Escusabilidade do Erro
Clóvis apresenta a escusabilidade do erro como um dos seus requisitos para a anulação do negócio, mas não a colocou na lei de 1916.
O fato é que sem esse requisito, na prática, se chegaria a soluções injustas. É o que demonstra, com sua habitual argúcia, Sílvio Rodrigues (1979:59 ss), em sua obra Dos vícios do consentimento. Para esse autor, atendendo a corrente generalizada na doutrina e na jurisprudência, é impossível imaginar que a lei possa permitir o desfazimento de negócio jurídico, quando se defronta com erro inescusável.
O erro grosseiro, facilmente perceptível pelo comum dos homens, não pode ser idôneo para autorizar a anulação do ato.
O princípio geral é do homem médio. Por essa razão, o atual Código reporta-se ao erro que pode ser percebido por pessoa de diligência normal para as circunstâncias do negócio. Trata-se do conceito do homem médio para o caso concreto. Assim, poderá ser anulável o negócio para um leigo em um negócio, para o qual não se admitiria o erro de um técnico na matéria.
Todo vício de vontade, e principalmente o erro, deve ser examinado sob o prisma da declaração de vontade. Doutra parte, não podemos deixar de levar na devida conta a situação do declaratário, principalmente na situação que não obrou, não colaborou para o erro do declarante. Nesse caso, a anulação do ato jurídico para o primeiro será sumamente gravosa. Tendo em vista esse aspecto, não podemos deixar de levar em consideração a escusabilidade do erro.
Se o erro facilmente perceptível pudesse trazer anulabilidade ao negócio jurídico, estaria instalada a total instabilidade nas relações jurídicas. O atual Código de certa forma introduz o requisito da escusabilidade, pois exige que se examine o erro no caso ou na situação concreta da parte que nele incide. Avulta de importância, como em toda análise da manifestação de vontade, o trabalho do juiz diante do caso concreto a ser examinado. É sua prudência que dirá se o erro, nas condições sob enfoque, é passível de anular o negócio jurídico ou não.
Como assevera Domingues de Andrade (1974:239), a escusabilidade aparece quando o erro não provém de extraordinária ignorância ou diligência. Por outro lado, o erro indesculpável é o erro escandaloso, que procede de culpa grave do declarante; "é aquele em que não teria caído uma pessoa dotada de normal inteligência, experiência e circunspecção".

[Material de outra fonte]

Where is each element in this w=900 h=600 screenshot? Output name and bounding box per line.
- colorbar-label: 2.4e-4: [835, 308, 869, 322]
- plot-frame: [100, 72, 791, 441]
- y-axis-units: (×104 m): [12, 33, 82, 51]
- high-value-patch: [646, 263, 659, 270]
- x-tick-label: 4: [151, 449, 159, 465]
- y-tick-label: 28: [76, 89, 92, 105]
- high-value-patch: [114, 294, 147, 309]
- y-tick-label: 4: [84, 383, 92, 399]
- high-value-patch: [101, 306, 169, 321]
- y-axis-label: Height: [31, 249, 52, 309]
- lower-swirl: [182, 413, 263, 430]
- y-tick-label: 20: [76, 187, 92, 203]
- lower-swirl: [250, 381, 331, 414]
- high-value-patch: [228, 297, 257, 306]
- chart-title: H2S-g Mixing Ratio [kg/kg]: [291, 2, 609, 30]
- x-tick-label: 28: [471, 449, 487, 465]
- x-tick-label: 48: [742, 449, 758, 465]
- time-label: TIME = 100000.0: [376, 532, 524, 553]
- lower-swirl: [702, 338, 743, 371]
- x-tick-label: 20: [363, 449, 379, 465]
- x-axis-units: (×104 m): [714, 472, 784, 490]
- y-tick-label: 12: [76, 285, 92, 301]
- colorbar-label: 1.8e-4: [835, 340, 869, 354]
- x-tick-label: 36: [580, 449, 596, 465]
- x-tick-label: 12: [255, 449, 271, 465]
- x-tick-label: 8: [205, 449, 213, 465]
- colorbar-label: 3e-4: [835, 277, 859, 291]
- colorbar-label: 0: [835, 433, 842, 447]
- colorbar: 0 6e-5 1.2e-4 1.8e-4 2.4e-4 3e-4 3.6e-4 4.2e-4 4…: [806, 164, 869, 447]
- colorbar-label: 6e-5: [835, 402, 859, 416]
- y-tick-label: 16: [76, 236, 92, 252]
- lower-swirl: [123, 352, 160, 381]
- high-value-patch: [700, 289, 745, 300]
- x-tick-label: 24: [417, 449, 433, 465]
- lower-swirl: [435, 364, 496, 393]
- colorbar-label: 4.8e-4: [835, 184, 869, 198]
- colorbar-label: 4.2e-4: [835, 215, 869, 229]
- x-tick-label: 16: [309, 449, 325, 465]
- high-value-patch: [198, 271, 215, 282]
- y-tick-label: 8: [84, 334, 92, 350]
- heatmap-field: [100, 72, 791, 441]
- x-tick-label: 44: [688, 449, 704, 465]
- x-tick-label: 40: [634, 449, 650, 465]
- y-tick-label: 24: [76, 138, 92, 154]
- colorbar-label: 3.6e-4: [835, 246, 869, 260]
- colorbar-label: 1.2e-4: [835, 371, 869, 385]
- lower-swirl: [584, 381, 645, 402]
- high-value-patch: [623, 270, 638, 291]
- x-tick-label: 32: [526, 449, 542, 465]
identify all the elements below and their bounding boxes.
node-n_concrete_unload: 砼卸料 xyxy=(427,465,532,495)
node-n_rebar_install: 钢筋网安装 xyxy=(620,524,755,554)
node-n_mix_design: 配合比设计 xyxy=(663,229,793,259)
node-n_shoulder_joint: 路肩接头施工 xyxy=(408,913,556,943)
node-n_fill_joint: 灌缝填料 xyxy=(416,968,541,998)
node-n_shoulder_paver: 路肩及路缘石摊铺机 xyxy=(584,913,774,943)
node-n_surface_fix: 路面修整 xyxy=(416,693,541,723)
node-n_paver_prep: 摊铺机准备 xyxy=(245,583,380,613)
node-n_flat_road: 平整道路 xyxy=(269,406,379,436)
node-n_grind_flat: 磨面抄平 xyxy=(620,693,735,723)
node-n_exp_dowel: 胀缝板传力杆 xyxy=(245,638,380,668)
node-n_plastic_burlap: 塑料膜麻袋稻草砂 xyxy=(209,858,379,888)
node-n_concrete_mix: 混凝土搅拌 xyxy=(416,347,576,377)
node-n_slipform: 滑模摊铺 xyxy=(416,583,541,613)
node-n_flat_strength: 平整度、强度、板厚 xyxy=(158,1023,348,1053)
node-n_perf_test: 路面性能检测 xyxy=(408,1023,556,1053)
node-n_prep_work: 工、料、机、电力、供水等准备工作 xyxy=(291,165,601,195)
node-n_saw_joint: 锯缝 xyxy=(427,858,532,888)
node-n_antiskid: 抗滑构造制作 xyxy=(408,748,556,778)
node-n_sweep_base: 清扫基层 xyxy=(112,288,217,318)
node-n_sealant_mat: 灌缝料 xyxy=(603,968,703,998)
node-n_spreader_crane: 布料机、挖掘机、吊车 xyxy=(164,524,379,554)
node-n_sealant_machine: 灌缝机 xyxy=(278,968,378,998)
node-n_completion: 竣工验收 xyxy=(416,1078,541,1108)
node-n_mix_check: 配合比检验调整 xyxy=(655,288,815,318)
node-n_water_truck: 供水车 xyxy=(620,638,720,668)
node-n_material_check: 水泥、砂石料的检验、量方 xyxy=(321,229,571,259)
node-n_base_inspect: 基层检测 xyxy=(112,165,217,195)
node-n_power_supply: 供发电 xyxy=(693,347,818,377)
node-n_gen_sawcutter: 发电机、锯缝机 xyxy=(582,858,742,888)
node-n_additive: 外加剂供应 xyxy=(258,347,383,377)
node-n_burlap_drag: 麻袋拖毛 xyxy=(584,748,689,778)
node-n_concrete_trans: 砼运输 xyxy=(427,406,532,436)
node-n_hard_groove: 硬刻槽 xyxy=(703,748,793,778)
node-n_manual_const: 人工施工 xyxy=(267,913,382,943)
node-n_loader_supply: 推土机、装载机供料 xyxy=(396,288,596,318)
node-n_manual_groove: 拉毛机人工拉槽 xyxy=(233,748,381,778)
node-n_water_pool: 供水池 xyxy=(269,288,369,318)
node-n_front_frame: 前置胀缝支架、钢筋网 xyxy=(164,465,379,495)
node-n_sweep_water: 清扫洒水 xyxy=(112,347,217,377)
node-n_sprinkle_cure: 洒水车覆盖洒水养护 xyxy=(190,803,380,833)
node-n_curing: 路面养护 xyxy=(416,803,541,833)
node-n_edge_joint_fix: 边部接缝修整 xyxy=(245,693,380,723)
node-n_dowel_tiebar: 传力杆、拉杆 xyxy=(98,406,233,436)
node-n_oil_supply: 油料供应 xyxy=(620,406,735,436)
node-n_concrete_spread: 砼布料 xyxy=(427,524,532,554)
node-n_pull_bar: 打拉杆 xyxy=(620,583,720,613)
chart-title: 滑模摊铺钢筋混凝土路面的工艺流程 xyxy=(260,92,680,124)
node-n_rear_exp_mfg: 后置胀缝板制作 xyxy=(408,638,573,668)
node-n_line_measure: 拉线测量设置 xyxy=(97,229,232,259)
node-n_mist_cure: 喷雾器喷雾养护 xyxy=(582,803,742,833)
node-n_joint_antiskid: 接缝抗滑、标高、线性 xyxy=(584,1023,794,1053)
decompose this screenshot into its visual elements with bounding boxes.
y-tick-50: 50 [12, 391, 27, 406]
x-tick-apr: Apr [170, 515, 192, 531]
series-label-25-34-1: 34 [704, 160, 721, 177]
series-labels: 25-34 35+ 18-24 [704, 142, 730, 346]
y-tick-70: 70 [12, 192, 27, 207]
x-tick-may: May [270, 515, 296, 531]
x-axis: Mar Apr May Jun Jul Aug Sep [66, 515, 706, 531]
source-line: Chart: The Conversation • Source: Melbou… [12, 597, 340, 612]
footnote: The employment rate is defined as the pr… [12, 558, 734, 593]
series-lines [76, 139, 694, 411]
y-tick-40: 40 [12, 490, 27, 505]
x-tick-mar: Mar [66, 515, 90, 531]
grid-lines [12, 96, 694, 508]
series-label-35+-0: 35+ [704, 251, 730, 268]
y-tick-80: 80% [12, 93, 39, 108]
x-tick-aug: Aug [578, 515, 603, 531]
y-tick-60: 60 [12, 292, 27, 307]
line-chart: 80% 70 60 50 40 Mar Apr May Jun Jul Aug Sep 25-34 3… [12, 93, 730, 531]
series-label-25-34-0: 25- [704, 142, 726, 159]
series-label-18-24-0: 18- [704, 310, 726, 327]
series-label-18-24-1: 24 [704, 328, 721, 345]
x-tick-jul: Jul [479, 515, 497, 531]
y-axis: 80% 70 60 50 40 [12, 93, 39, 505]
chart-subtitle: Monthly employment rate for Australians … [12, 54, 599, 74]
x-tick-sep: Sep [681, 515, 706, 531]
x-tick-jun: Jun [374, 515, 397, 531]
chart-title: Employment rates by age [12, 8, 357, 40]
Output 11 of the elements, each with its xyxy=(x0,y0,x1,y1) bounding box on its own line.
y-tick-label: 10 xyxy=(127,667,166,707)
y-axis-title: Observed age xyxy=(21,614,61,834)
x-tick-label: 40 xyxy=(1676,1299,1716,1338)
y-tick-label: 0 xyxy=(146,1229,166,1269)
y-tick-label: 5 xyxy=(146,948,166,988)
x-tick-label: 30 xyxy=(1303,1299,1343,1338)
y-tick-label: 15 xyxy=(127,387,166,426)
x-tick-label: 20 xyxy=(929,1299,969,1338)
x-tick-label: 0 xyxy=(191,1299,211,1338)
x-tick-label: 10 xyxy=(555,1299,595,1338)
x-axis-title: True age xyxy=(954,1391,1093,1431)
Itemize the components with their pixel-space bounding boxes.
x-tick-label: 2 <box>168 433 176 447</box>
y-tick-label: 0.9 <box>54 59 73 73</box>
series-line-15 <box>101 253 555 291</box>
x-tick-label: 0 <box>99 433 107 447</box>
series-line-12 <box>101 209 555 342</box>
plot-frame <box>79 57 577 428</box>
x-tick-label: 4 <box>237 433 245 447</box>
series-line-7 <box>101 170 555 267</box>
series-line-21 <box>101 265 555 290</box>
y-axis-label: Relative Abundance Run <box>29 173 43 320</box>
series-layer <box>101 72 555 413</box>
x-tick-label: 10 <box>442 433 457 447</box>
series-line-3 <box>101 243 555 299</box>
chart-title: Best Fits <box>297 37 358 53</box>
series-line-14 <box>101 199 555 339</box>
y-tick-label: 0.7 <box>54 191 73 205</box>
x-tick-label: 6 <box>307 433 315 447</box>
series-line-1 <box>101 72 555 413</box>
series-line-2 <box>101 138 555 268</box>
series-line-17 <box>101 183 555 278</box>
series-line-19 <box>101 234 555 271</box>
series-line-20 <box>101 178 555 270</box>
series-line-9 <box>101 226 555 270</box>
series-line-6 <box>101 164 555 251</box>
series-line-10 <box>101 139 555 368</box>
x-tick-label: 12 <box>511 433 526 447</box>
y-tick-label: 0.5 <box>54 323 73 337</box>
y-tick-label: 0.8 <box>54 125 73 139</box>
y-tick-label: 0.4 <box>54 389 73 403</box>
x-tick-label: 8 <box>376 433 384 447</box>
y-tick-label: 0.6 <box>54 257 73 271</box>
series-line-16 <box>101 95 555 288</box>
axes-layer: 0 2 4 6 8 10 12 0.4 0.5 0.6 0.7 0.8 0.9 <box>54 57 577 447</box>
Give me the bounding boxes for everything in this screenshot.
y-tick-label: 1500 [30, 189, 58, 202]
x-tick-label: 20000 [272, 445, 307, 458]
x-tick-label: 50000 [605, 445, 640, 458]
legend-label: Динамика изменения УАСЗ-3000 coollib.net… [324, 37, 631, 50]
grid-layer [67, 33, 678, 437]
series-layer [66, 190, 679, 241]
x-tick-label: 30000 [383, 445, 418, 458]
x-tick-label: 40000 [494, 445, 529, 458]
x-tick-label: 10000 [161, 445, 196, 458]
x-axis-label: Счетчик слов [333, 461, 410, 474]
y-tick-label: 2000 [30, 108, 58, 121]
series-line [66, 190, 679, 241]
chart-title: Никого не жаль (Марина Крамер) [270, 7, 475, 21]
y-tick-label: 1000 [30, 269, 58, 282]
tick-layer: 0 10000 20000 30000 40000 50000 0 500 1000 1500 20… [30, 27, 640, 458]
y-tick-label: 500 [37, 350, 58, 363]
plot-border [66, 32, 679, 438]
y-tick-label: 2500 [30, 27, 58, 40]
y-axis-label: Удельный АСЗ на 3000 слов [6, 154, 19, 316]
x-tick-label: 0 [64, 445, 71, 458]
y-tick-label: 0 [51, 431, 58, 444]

Embora a lei não contemplasse essa exigência em requisito, a doutrina e a jurisprudência não lhe têm negado aplicabilidade. Isso se dá por necessidade prática de proteção à estabilidade das relações jurídicas e, principalmente, à boa-fé do declaratário, quando este não agiu com culpa.
O Anteprojeto de 1973 continha dispositivo que colocava a escusabilidade como requisito. O presente Código retirou-o assim, preferindo substituir pela descrição apontada.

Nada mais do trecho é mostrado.